Researchers are being asked to translate their research to be more useful to the taxpayer. Bonuses are offered and performance evaluations are tied to progress in translational efforts. Academicians are increasingly judged worthy of tenure based on commercialization success. Researchers are feeling the pressure to externalize their research beyond publishing. Writing more books is not enough. Contributing to the economic vitality of a nation is a more purposeful goal.
But what does it mean to develop Translational Intelligence? Bringing value to others requires a switch from concentration on the processes and details of scientific discovery to the delivery of value as seen by others. Externalizing the perceived value while internalizing the communication of value. Consider: Intellectual intelligence is different than emotional intelligence. Both are necessary. One is set in analytical rigor and the other is set in empathy. Emotional intelligence requires focusing on others. Translational Intelligence is the ability to think in terms of others and anticipating the future impact one’s discoveries have on society. Scientific discovery, all consuming to the researcher, contributes 20% of value while the creation of a solution to a problem contributes 80% value. It is often difficult to convince researchers that by the time a discovery is commercialized the value contribution by the original discovery is much smaller than ever imagined; and frankly, often not even present.
Yet, the researcher must feel overwhelmed by the requirement to be both an intellectual powerhouse and a Ronald Regan-type communication protégé. There are things that can be done to close this apparent gap. Realize that the scientific discovery is not the end-all-be-all of the effort. In fact, as mentioned, it is minor compared to all the requirements of commercialization.
The researcher must always think beyond the science. Internalize the use cases. Fashion the “story” of the science around the people that will benefit from it. Become the method actor in the tale of your story. Immerse in the user’s life and actions. If your discovery benefits the military, get as close to the actual user as possible and discover their perceptions of your “story”. It will change for the better. Develop a new attitude towards your discovery. Pay attention to the surrounding circumstances of your scientific discovery. What impacts exist that might change the value? What substitutes are available? How can these substitutes guide a new way of proving value?
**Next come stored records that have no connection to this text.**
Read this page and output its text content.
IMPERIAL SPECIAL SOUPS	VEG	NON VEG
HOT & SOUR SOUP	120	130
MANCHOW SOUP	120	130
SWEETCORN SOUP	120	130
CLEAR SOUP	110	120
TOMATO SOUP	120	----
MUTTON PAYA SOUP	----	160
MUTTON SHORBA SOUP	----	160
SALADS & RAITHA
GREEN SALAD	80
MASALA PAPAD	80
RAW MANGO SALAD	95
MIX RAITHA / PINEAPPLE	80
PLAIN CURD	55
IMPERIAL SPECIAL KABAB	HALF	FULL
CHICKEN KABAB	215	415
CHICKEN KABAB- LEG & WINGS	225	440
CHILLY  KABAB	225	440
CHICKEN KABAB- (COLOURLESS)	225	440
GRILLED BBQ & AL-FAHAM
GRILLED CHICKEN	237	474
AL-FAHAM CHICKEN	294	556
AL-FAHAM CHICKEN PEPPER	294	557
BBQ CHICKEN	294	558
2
Strange as it may seem, looking around a technology idea or discovery is often more lucrative than looking at the discovery.
Make it a collaborative effort. Lean into the science of marketing, sales, business development and general business. Collaborate with the different personalities that make up these disciplines. The 80% of value will come out of these people. Leverage this approach to build a personal style of thought diversity. Learn to function in the white space of commercialization where “good enough to sell is good enough”, where “simpler the better” broadens market opportunity and where the thought of pivoting is not failure but a demonstration of business acumen.
Seek out intersecting market trends that can add value to your discovery. Transformational Intelligence is often found in anticipating and capitalizing on the convergence of future trends. Get your ADD on! Look outside the obvious and play with the tangents that spin off your discovery. For the researcher, commercialization is often done by others. The transition to value is impersonal. Translational Intelligence can bring the researcher into the commercialization effort in significantly positive ways. The researcher can set the example of leaning into the business of value creation while encouraging others to lean into the science. The communication gap shrinks and more value is created in the marketplace.